Instance doesn't time out users as expected?

georgechen · ‎02-06-2018

Hi folks,

I am having an instance time out issue; referring to Manage user sessions , I have changed sys_properties

glide.security.csrf.handle.ajax.timeout = true

glide.ui.session_timeout = 10 (10 minutes just for testing)

glide.ui.auto_req.extend.session = false

One thing I notice that in the instance, the 'Remember me' is not visible probably it has been customized by our company, and I am wondering if I can make it visible again in order to test the time out.

Potentially I was thinking of tracking users' last activity like last time interaction over a session, and implemented a timer to time out users if being idle for a period of time.

Any advice would be highly regarded.

Thanks,

adamjgreenberg · ‎02-07-2018

George,

Do you have the "remember me" default value set to false in the system properties?

glide.ui.remember.me.default = false

Are you using SSO? If so, this will override the session_timeout variable.

georgechen · ‎02-07-2018

Thanks Adam, yes, I checked and found it already set to false. I am testing on a new dummy user again to see how it goes.

adamjgreenberg · ‎02-07-2018

George,

Can you go to sys_user_token_list.do and find the user that is not timing out? What's the value for the invalidated date? Is it null?

ETA: One more thing, what's the "expires" date? Is it the time/date that you're expecting (8 hours, 10 minutes, etc....) or is it years in the future?

Can you then check sys_user_session_list.do and look for same user, are there more than one with a NULL invalidated date?

Sorry, one final thing.

Can you check this scheduled job - Clean User Tokens

yourinstance.service-now.com/sys_trigger.do?sys_id=c4a375b27f000001013bed88b0ef199a

Is it running on a schedule? Has it run recently?

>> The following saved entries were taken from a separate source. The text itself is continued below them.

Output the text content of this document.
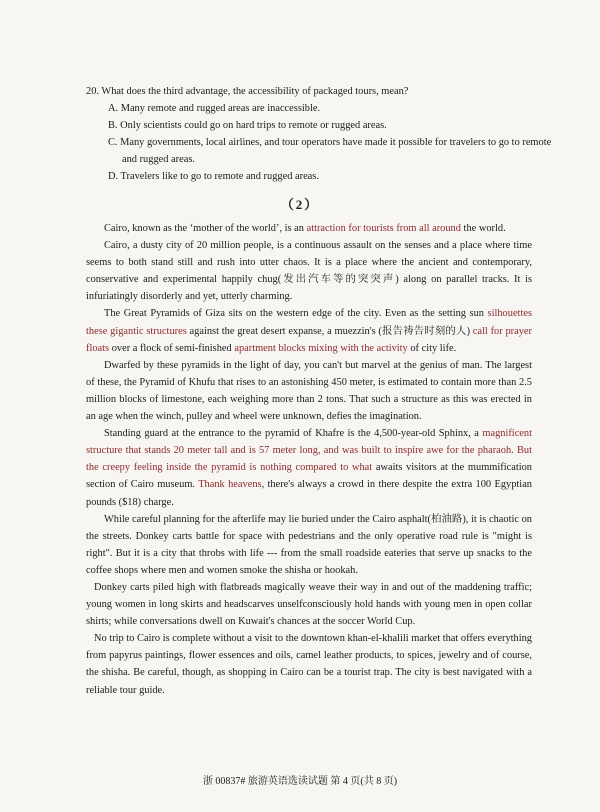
20. What does the third advantage, the accessibility of packaged tours, mean?

A. Many remote and rugged areas are inaccessible.

B. Only scientists could go on hard trips to remote or rugged areas.

C. Many governments, local airlines, and tour operators have made it possible for travelers to go to remote and rugged areas.

D. Travelers like to go to remote and rugged areas.

（2）

Cairo, known as the ‘mother of the world’, is an attraction for tourists from all around the world.

Cairo, a dusty city of 20 million people, is a continuous assault on the senses and a place where time seems to both stand still and rush into utter chaos. It is a place where the ancient and contemporary, conservative and experimental happily chug(发出汽车等的突突声) along on parallel tracks. It is infuriatingly disorderly and yet, utterly charming.

The Great Pyramids of Giza sits on the western edge of the city. Even as the setting sun silhouettes these gigantic structures against the great desert expanse, a muezzin's (报告祷告时刻的人) call for prayer floats over a flock of semi-finished apartment blocks mixing with the activity of city life.

Dwarfed by these pyramids in the light of day, you can't but marvel at the genius of man. The largest of these, the Pyramid of Khufu that rises to an astonishing 450 meter, is estimated to contain more than 2.5 million blocks of limestone, each weighing more than 2 tons. That such a structure as this was erected in an age when the winch, pulley and wheel were unknown, defies the imagination.

Standing guard at the entrance to the pyramid of Khafre is the 4,500-year-old Sphinx, a magnificent structure that stands 20 meter tall and is 57 meter long, and was built to inspire awe for the pharaoh. But the creepy feeling inside the pyramid is nothing compared to what awaits visitors at the mummification section of Cairo museum. Thank heavens, there's always a crowd in there despite the extra 100 Egyptian pounds ($18) charge.

While careful planning for the afterlife may lie buried under the Cairo asphalt(柏油路), it is chaotic on the streets. Donkey carts battle for space with pedestrians and the only operative road rule is "might is right". But it is a city that throbs with life --- from the small roadside eateries that serve up snacks to the coffee shops where men and women smoke the shisha or hookah.

Donkey carts piled high with flatbreads magically weave their way in and out of the maddening traffic; young women in long skirts and headscarves unselfconsciously hold hands with young men in open collar shirts; while conversations dwell on Kuwait's chances at the soccer World Cup.

No trip to Cairo is complete without a visit to the downtown khan-el-khalili market that offers everything from papyrus paintings, flower essences and oils, camel leather products, to spices, jewelry and of course, the shisha. Be careful, though, as shopping in Cairo can be a tourist trap. The city is best navigated with a reliable tour guide.

浙 00837# 旅游英语选读试题 第 4 页(共 8 页)
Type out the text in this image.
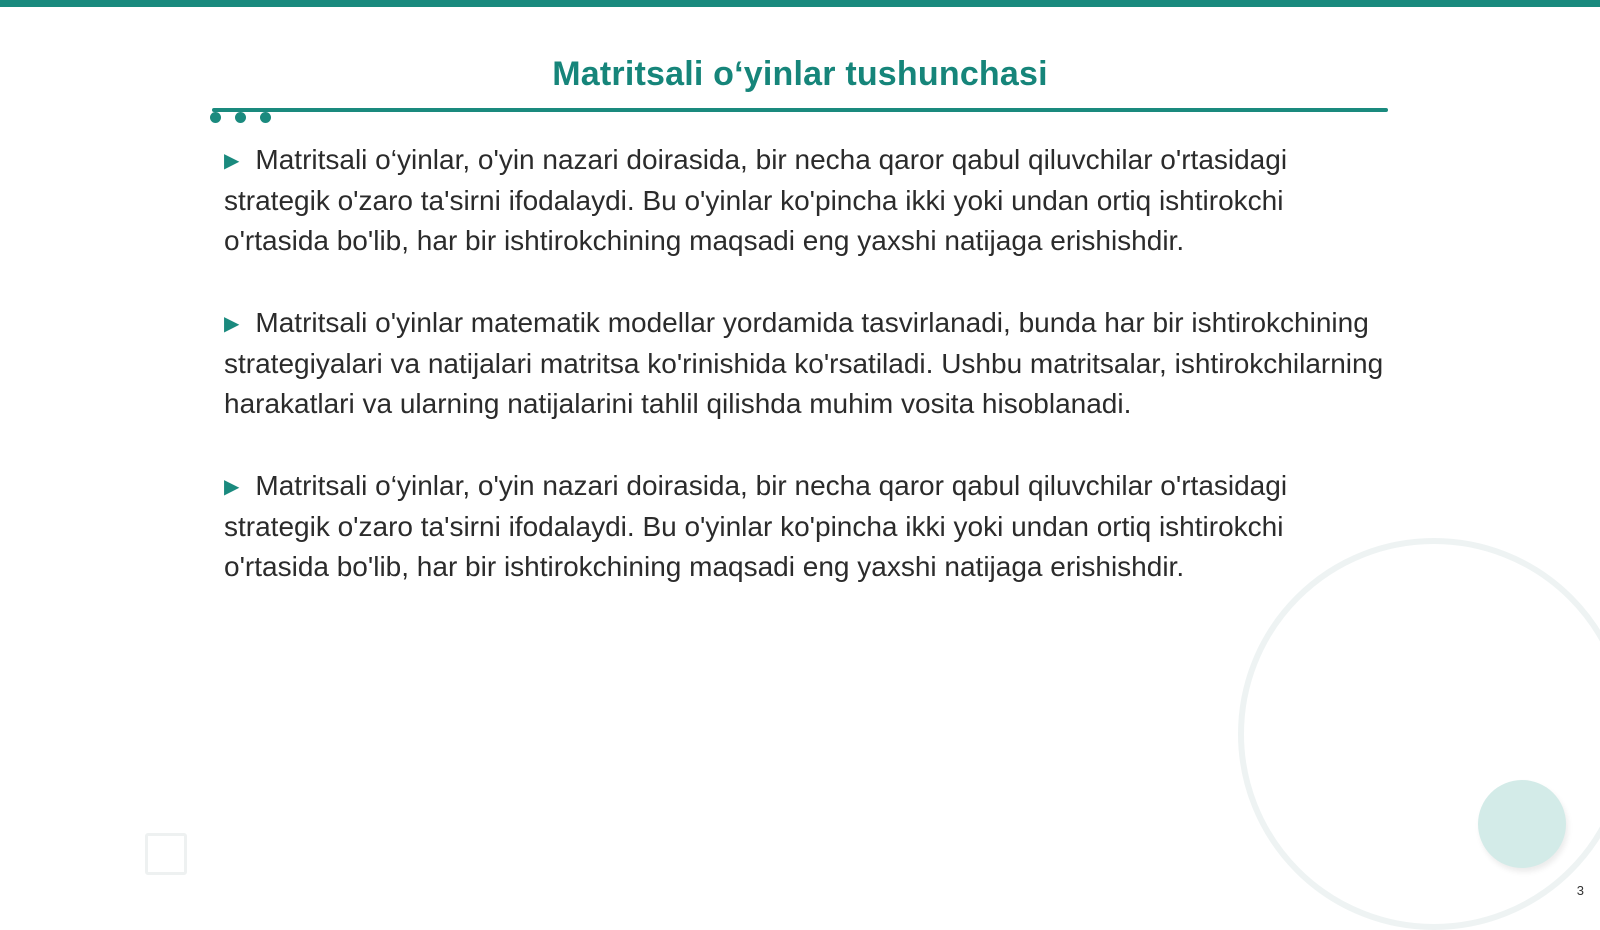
Matritsali o‘yinlar tushunchasi

▶ Matritsali o‘yinlar, o'yin nazari doirasida, bir necha qaror qabul qiluvchilar o'rtasidagi strategik o'zaro ta'sirni ifodalaydi. Bu o'yinlar ko'pincha ikki yoki undan ortiq ishtirokchi o'rtasida bo'lib, har bir ishtirokchining maqsadi eng yaxshi natijaga erishishdir.

▶ Matritsali o'yinlar matematik modellar yordamida tasvirlanadi, bunda har bir ishtirokchining strategiyalari va natijalari matritsa ko'rinishida ko'rsatiladi. Ushbu matritsalar, ishtirokchilarning harakatlari va ularning natijalarini tahlil qilishda muhim vosita hisoblanadi.

▶ Matritsali o‘yinlar, o'yin nazari doirasida, bir necha qaror qabul qiluvchilar o'rtasidagi strategik o'zaro ta'sirni ifodalaydi. Bu o'yinlar ko'pincha ikki yoki undan ortiq ishtirokchi o'rtasida bo'lib, har bir ishtirokchining maqsadi eng yaxshi natijaga erishishdir.

3
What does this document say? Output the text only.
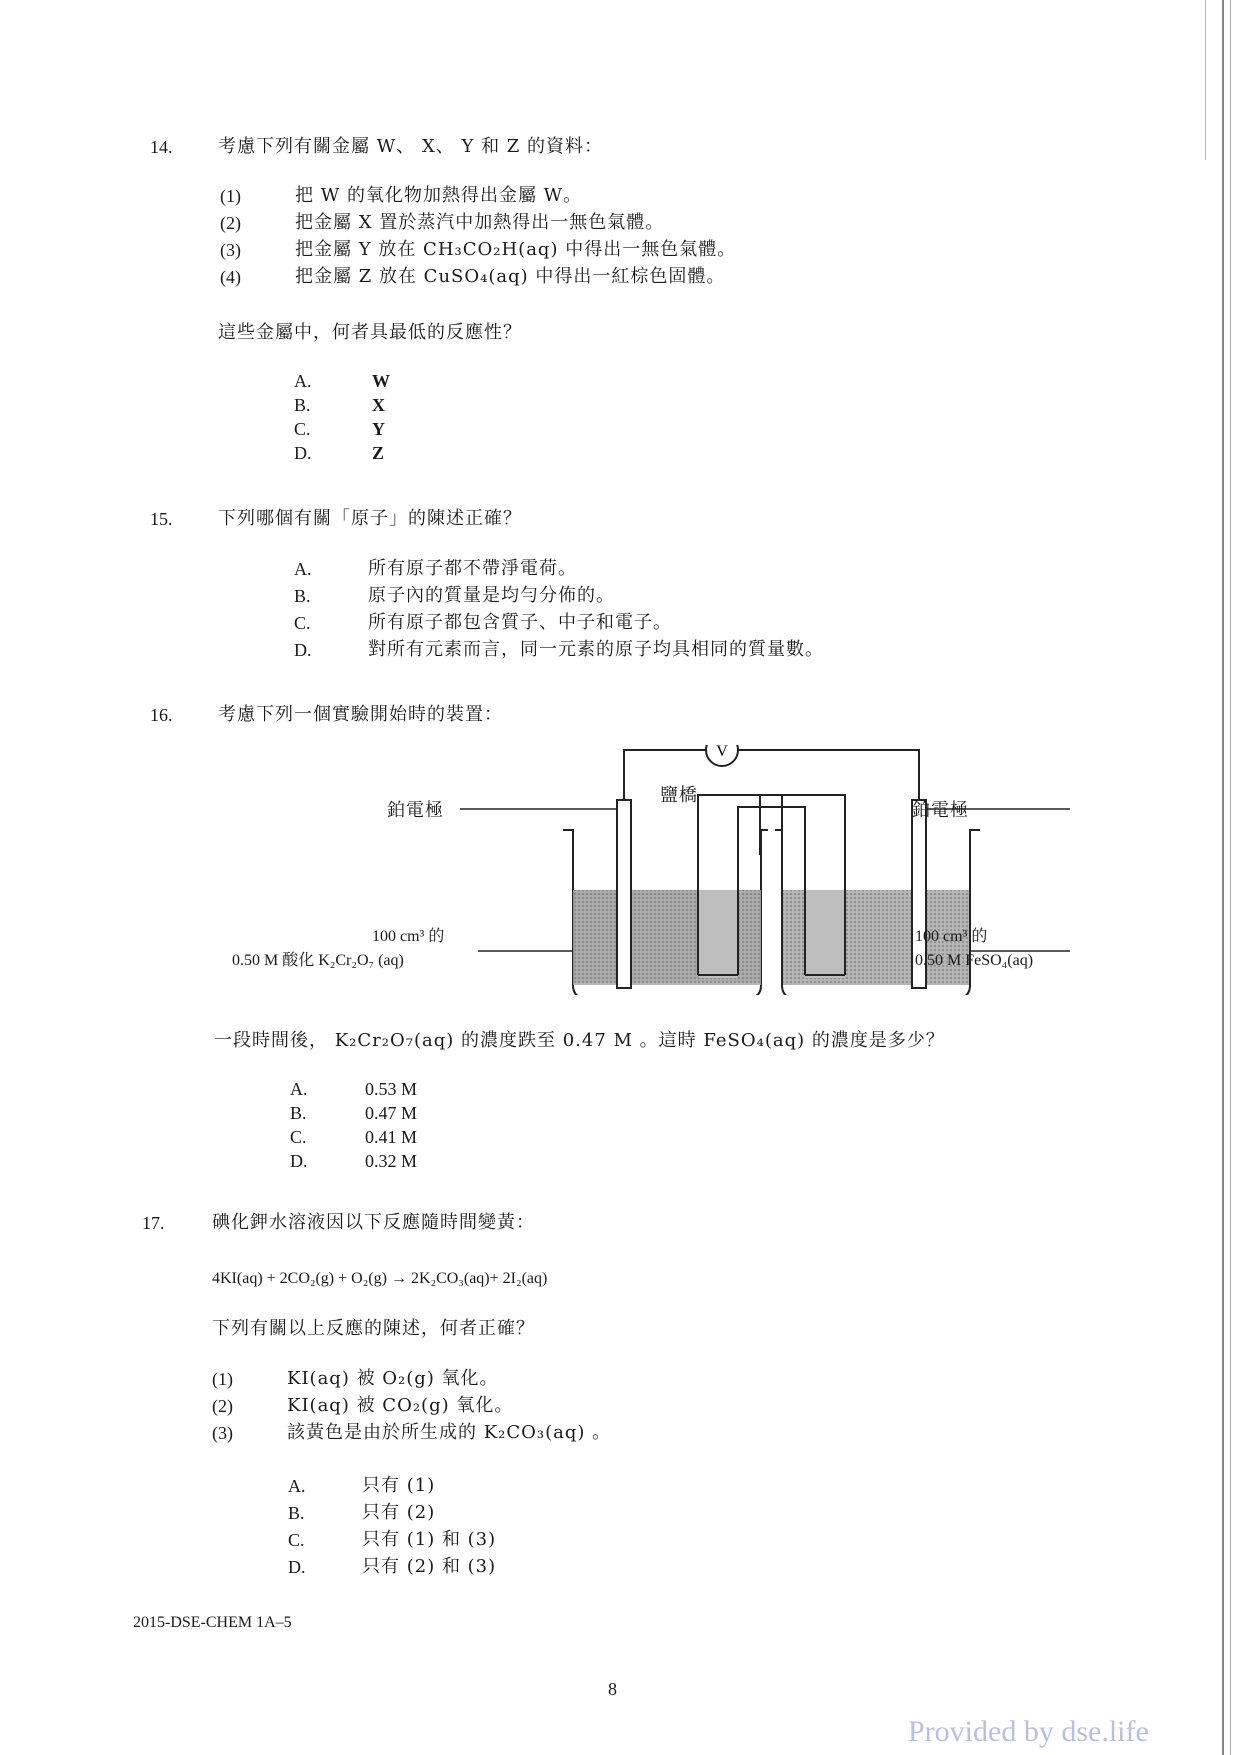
14.	考慮下列有關金屬 W、 X、 Y 和 Z 的資料：
(1)	把 W 的氧化物加熱得出金屬 W。
(2)	把金屬 X 置於蒸汽中加熱得出一無色氣體。
(3)	把金屬 Y 放在 CH₃CO₂H(aq) 中得出一無色氣體。
(4)	把金屬 Z 放在 CuSO₄(aq) 中得出一紅棕色固體。
這些金屬中，何者具最低的反應性？
A.	W
B.	X
C.	Y
D.	Z
15.	下列哪個有關「原子」的陳述正確？
A.	所有原子都不帶淨電荷。
B.	原子內的質量是均勻分佈的。
C.	所有原子都包含質子、中子和電子。
D.	對所有元素而言，同一元素的原子均具相同的質量數。
16.	考慮下列一個實驗開始時的裝置：
V
鉑電極
鹽橋
鉑電極
100 cm³ 的
0.50 M 酸化 K₂Cr₂O₇ (aq)
100 cm³ 的
0.50 M FeSO₄(aq)
一段時間後， K₂Cr₂O₇(aq) 的濃度跌至 0.47 M 。這時 FeSO₄(aq) 的濃度是多少？
A.	0.53 M
B.	0.47 M
C.	0.41 M
D.	0.32 M
17.	碘化鉀水溶液因以下反應隨時間變黃：
4KI(aq) + 2CO₂(g) + O₂(g) → 2K₂CO₃(aq)+ 2I₂(aq)
下列有關以上反應的陳述，何者正確？
(1)	KI(aq) 被 O₂(g) 氧化。
(2)	KI(aq) 被 CO₂(g) 氧化。
(3)	該黃色是由於所生成的 K₂CO₃(aq) 。
A.	只有 (1)
B.	只有 (2)
C.	只有 (1) 和 (3)
D.	只有 (2) 和 (3)
2015-DSE-CHEM 1A–5
8
Provided by dse.life
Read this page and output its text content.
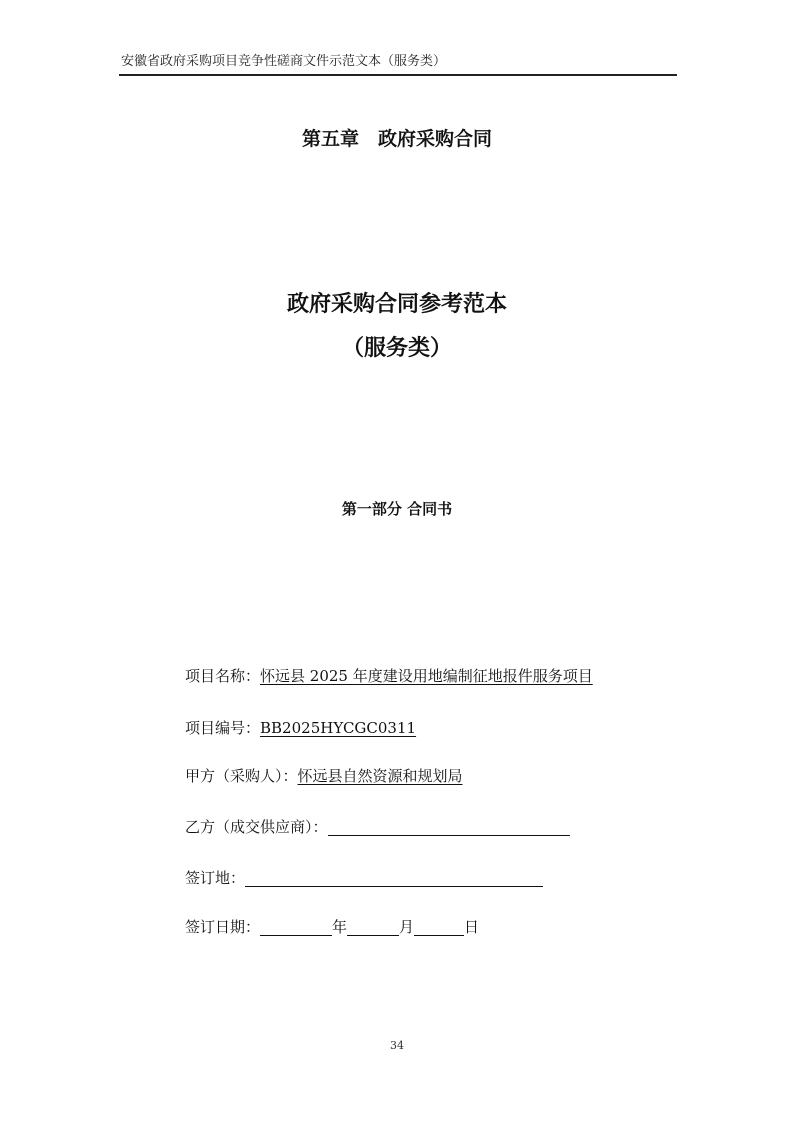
安徽省政府采购项目竞争性磋商文件示范文本（服务类）
第五章　政府采购合同
政府采购合同参考范本
（服务类）
第一部分 合同书
项目名称： 怀远县 2025 年度建设用地编制征地报件服务项目
项目编号： BB2025HYCGC0311
甲方（采购人）： 怀远县自然资源和规划局
乙方（成交供应商）：
签订地：
签订日期：	年	月	日
34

You may need to be more aggressive with the timings:

//Delete the expired tokens

var gr = new GlideRecord('sys_user_token');

gr.addQuery('expires', '<', gs.daysAgo(0));

gr.deleteMultiple();



//Delete the invalidated tokens that are more than 30 days old

gr = new GlideRecord('sys_user_token');

gr.addQuery('invalidated', '<', gs.daysAgo(30));

gr.deleteMultiple();



//Delete the tokens that are created more than 60 days ago

//If a user has a session that runs for 60 days straight, then we force a re-login

gr = new GlideRecord('sys_user_token');

gr.addQuery('sys_created_on', '<', gs.daysAgo(60));

gr.deleteMultiple();

At last resort you'd want to modify line 16 to delete the token if greater than X days.

georgechen · ‎02-07-2018

Hi Adam,

I opened the list and found 14k records in it, 44 without Invalidated populated and I can see my self in one of the record

I would be expecting the expiring date to be 10 minutes as I changed glide.ui.session_timeout to 10 as mentioned earlier ;

I can also confirm the 'Clean user tokens' is running in my testing instance, and it runs every one hour

My testing account was locked out (not sure it was 10 minutes, and I am testing again)

I was wondering if the 'glide.ui.session_timeout' was correctly set, why it wouldn't lot out users?